De bijen hebben een lichaamslengte van zes tot tien (vrouwtjes) of zes tot negen millimeter (mannetjes). De vrouwtjes zijn rood van kleur en hebben gele of witachtige vlekken op de tergieten. Het labrum is rood en heeft een klein tandje voor het midden. Het derde antennesegment is even lang als het vierde. Het bijna monochromatische rode, dicht gestructureerde puntvormige scutellum heeft zwakke uitsteeksels.
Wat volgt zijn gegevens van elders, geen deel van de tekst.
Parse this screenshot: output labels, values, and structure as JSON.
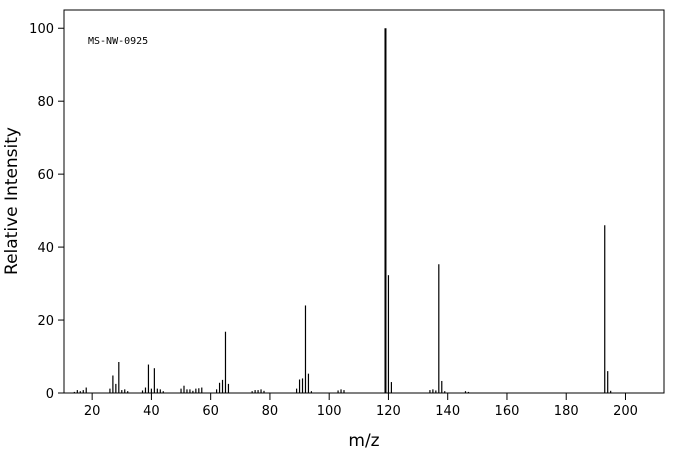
{
  "chart_data": {
    "type": "stem",
    "annotation": "MS-NW-0925",
    "xlabel": "m/z",
    "ylabel": "Relative Intensity",
    "color": "#000000",
    "xlim": [
      10.5,
      213
    ],
    "ylim": [
      0,
      105
    ],
    "xticks": [
      20,
      40,
      60,
      80,
      100,
      120,
      140,
      160,
      180,
      200
    ],
    "yticks": [
      0,
      20,
      40,
      60,
      80,
      100
    ],
    "x": [
      14,
      15,
      16,
      17,
      18,
      26,
      27,
      28,
      29,
      30,
      31,
      32,
      37,
      38,
      39,
      40,
      41,
      42,
      43,
      44,
      50,
      51,
      52,
      53,
      54,
      55,
      56,
      57,
      62,
      63,
      64,
      65,
      66,
      74,
      75,
      76,
      77,
      78,
      89,
      90,
      91,
      92,
      93,
      94,
      103,
      104,
      105,
      119,
      120,
      121,
      134,
      135,
      136,
      137,
      138,
      139,
      146,
      147,
      193,
      194,
      195
    ],
    "values": [
      0.3,
      0.8,
      0.5,
      0.8,
      1.5,
      1.2,
      4.8,
      2.5,
      8.5,
      0.8,
      1.0,
      0.5,
      0.7,
      1.5,
      7.8,
      1.2,
      6.8,
      1.2,
      1.0,
      0.5,
      1.2,
      2.0,
      1.0,
      1.0,
      0.6,
      1.2,
      1.3,
      1.5,
      1.0,
      2.8,
      3.6,
      16.8,
      2.5,
      0.5,
      0.8,
      0.8,
      1.0,
      0.6,
      1.2,
      3.7,
      4.0,
      24.0,
      5.3,
      0.5,
      0.7,
      1.0,
      0.8,
      100,
      32.3,
      3.0,
      0.8,
      1.0,
      0.7,
      35.3,
      3.3,
      0.5,
      0.5,
      0.3,
      46.0,
      6.0,
      0.6
    ]
  }
}
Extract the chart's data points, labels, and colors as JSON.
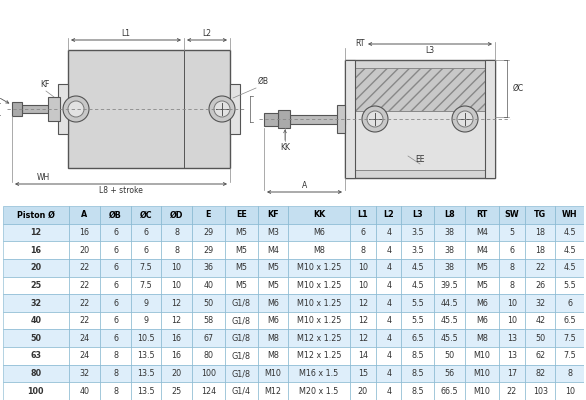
{
  "headers": [
    "Piston Ø",
    "A",
    "ØB",
    "ØC",
    "ØD",
    "E",
    "EE",
    "KF",
    "KK",
    "L1",
    "L2",
    "L3",
    "L8",
    "RT",
    "SW",
    "TG",
    "WH"
  ],
  "rows": [
    [
      "12",
      "16",
      "6",
      "6",
      "8",
      "29",
      "M5",
      "M3",
      "M6",
      "6",
      "4",
      "3.5",
      "38",
      "M4",
      "5",
      "18",
      "4.5"
    ],
    [
      "16",
      "20",
      "6",
      "6",
      "8",
      "29",
      "M5",
      "M4",
      "M8",
      "8",
      "4",
      "3.5",
      "38",
      "M4",
      "6",
      "18",
      "4.5"
    ],
    [
      "20",
      "22",
      "6",
      "7.5",
      "10",
      "36",
      "M5",
      "M5",
      "M10 x 1.25",
      "10",
      "4",
      "4.5",
      "38",
      "M5",
      "8",
      "22",
      "4.5"
    ],
    [
      "25",
      "22",
      "6",
      "7.5",
      "10",
      "40",
      "M5",
      "M5",
      "M10 x 1.25",
      "10",
      "4",
      "4.5",
      "39.5",
      "M5",
      "8",
      "26",
      "5.5"
    ],
    [
      "32",
      "22",
      "6",
      "9",
      "12",
      "50",
      "G1/8",
      "M6",
      "M10 x 1.25",
      "12",
      "4",
      "5.5",
      "44.5",
      "M6",
      "10",
      "32",
      "6"
    ],
    [
      "40",
      "22",
      "6",
      "9",
      "12",
      "58",
      "G1/8",
      "M6",
      "M10 x 1.25",
      "12",
      "4",
      "5.5",
      "45.5",
      "M6",
      "10",
      "42",
      "6.5"
    ],
    [
      "50",
      "24",
      "6",
      "10.5",
      "16",
      "67",
      "G1/8",
      "M8",
      "M12 x 1.25",
      "12",
      "4",
      "6.5",
      "45.5",
      "M8",
      "13",
      "50",
      "7.5"
    ],
    [
      "63",
      "24",
      "8",
      "13.5",
      "16",
      "80",
      "G1/8",
      "M8",
      "M12 x 1.25",
      "14",
      "4",
      "8.5",
      "50",
      "M10",
      "13",
      "62",
      "7.5"
    ],
    [
      "80",
      "32",
      "8",
      "13.5",
      "20",
      "100",
      "G1/8",
      "M10",
      "M16 x 1.5",
      "15",
      "4",
      "8.5",
      "56",
      "M10",
      "17",
      "82",
      "8"
    ],
    [
      "100",
      "40",
      "8",
      "13.5",
      "25",
      "124",
      "G1/4",
      "M12",
      "M20 x 1.5",
      "20",
      "4",
      "8.5",
      "66.5",
      "M10",
      "22",
      "103",
      "10"
    ]
  ],
  "header_bg": "#c5dff0",
  "row_bg_alt": "#deeefa",
  "row_bg_normal": "#ffffff",
  "header_text_color": "#000000",
  "cell_text_color": "#444444",
  "border_color": "#7ab0cc"
}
De tibiae van de achterpoten hebben een tand aan het uiteinde en een aantal zeer lange, zwartgekleurde, licht gebogen stekels. De mannetjes zijn overwegend zwart en rood van kleur, de onderste helft van het gezicht, de onderkant van de antenneschacht en de vlekken op de tergieten zijn lichtgeel. De thorax (borststuk) is zwart, de calli en tegulae zijn roodachtig geel. Het derde antennesegment is aanzienlijk korter dan het vierde. De dijen (dijbenen) van de middelste en achterste benen zijn kort en dicht behaard aan de onderkant. Aan het einde van de achterste tibiae bevinden zich enkele gebogen stekels, zoals bij het vrouwtje.

Verspreiding bewerken

De soort komt algemeen voor in grote delen van Europa.

Levenswijze bewerken

De dieren vliegen van begin april tot eind juli. De soort parasiteert Andrena barbilabris en Andrena ventralis.